98. The method of claim 97 wherein evaluating the interaction comprises evaluating catalytic activity of the protein in the presence of the compound.

99. A method of evaluating a library of compounds, the method comprising: providing a library of compound; for each compound of a plurality of compounds from the library, contacting the compound to a SIRT1 protein in vitro; evaluating an interaction between the compound and the SIRT1 protein; if the compound interacts with the SIRT1 protein, contacting the compound to a cell or organism; and evaluating a differentiation state or a metabolic parameter of the cell or organism.

100. The method of claim 99 wherein the cell includes a reporter gene and/or other combination of heterologous nucleic acids described herein.

101. A method of evaluating a library of compounds, the method comprising: providing a library of compound; for each compound of a plurality of compounds from the library, evaluating the compound using a method described herein.

102-119. (canceled)

120. A method comprising: providing a mammalian adipocyte or pre-adipocyte cell; and modulating SIRT1 activity in the cell.

121. The method of claim 120 wherein the modulating comprises increasing SIRT1 activity.

122. The method of claim 120 wherein the modulating comprises decreasing SIRT1 activity.

123. The method of claim 120 wherein the modulating comprises contacting the cell with a dsRNA.

124. The method of claim 120 wherein the modulating comprises introducing a nucleic acid that comprises a sequence that encodes a polypeptide comprising a SIRT1 core domain or a sequence complementary to a SIRT1 coding sequence.

125. The method of claim 120 wherein the adipocyte is a WAT or BAT cell.

126. A method comprising: providing a mammalian cell; modulating SIRT1 activity in the cell; and evaluating a lipid or fat-associated parameter of the cell.

127. The method of claim 126 wherein the evaluating comprises an optical evaluation of the cell.

128. A method comprising: providing a mammalian cell; modulating SIRT1 activity in the cell; and evaluating the differentiation state of the cell using an indicator of adipocyte differentiation.

129. The method of claim 128 wherein the indicator is leptin expression.

130. The method of claim 128 wherein the indicator is expression or activity of an adipocyte transcription factor.

131. The method of claim 128 wherein the cell contains a heterologous nucleic acid that can express a C/EBP protein and a reporter nucleic acid that comprises a regulatory sequence of gene that is specifically or selectively expressed in adipocytes.

132. The method of claim 128 wherein the cell contains a heterologous nucleic acid that can express a C/EBP protein and a reporter nucleic acid that comprises a regulatory sequence of a secrete protein produced by adipocytes.

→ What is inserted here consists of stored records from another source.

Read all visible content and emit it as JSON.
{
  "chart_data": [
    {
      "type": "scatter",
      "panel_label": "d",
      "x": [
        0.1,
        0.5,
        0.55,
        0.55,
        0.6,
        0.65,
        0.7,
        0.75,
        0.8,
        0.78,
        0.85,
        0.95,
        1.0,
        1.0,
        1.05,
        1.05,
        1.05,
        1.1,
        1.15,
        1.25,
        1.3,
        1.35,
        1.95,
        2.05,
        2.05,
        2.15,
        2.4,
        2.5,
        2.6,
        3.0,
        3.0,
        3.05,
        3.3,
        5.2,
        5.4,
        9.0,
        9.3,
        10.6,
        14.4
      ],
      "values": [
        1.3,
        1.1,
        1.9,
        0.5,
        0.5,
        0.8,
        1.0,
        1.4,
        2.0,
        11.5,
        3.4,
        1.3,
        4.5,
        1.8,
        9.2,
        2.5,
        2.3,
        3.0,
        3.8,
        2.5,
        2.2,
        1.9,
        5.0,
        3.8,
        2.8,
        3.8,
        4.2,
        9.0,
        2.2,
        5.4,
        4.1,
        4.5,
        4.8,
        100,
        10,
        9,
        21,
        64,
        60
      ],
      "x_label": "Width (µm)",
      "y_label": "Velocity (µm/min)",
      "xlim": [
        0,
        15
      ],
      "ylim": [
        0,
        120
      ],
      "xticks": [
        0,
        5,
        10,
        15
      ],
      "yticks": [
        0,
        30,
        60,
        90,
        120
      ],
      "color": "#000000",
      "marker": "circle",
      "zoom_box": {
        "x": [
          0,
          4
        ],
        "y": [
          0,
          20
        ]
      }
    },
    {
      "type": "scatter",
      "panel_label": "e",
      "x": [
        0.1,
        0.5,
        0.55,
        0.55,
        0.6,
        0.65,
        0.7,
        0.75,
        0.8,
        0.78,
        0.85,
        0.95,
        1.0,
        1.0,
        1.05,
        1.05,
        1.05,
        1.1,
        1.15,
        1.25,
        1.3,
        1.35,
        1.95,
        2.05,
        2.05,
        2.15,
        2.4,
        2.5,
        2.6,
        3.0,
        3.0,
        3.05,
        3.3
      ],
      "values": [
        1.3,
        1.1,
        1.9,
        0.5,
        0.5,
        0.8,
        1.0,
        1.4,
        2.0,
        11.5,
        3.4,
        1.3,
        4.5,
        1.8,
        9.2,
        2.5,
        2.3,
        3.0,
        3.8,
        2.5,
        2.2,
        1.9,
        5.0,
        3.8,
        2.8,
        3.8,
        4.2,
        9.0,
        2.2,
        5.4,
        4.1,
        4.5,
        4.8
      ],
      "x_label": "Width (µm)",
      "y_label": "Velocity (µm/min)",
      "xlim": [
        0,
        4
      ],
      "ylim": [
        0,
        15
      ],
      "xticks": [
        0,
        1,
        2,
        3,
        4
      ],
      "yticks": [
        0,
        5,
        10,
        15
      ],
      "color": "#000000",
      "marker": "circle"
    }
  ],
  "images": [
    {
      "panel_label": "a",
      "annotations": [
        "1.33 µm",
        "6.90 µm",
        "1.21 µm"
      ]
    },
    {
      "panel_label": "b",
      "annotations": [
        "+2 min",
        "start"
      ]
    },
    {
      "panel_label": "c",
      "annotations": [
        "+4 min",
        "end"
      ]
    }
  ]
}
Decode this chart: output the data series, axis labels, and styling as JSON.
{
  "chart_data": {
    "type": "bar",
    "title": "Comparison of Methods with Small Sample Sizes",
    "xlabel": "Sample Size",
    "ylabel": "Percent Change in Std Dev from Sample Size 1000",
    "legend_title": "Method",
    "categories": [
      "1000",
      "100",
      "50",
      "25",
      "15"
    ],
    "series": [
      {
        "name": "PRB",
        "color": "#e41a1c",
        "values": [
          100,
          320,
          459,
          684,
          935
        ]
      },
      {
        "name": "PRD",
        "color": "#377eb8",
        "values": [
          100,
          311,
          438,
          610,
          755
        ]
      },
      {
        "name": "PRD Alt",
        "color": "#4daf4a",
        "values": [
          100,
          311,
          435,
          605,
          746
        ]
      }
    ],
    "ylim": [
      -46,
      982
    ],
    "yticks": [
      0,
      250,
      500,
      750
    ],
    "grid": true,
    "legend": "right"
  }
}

133. The method of claim 132 wherein the secreted protein produced by adipocytes is leptin.

134. The method of claim 131 wherein the C/EBP protein is C/EBPa.

135. The method of claim 128 wherein the cell contains a heterologous nucleic acid that can express a PPAR protein and a reporter nucleic acid that comprises a regulatory sequence that is bound by an AP2 protein.

136. The method of claim 127 wherein the PPAR protein is PPAR-gamma.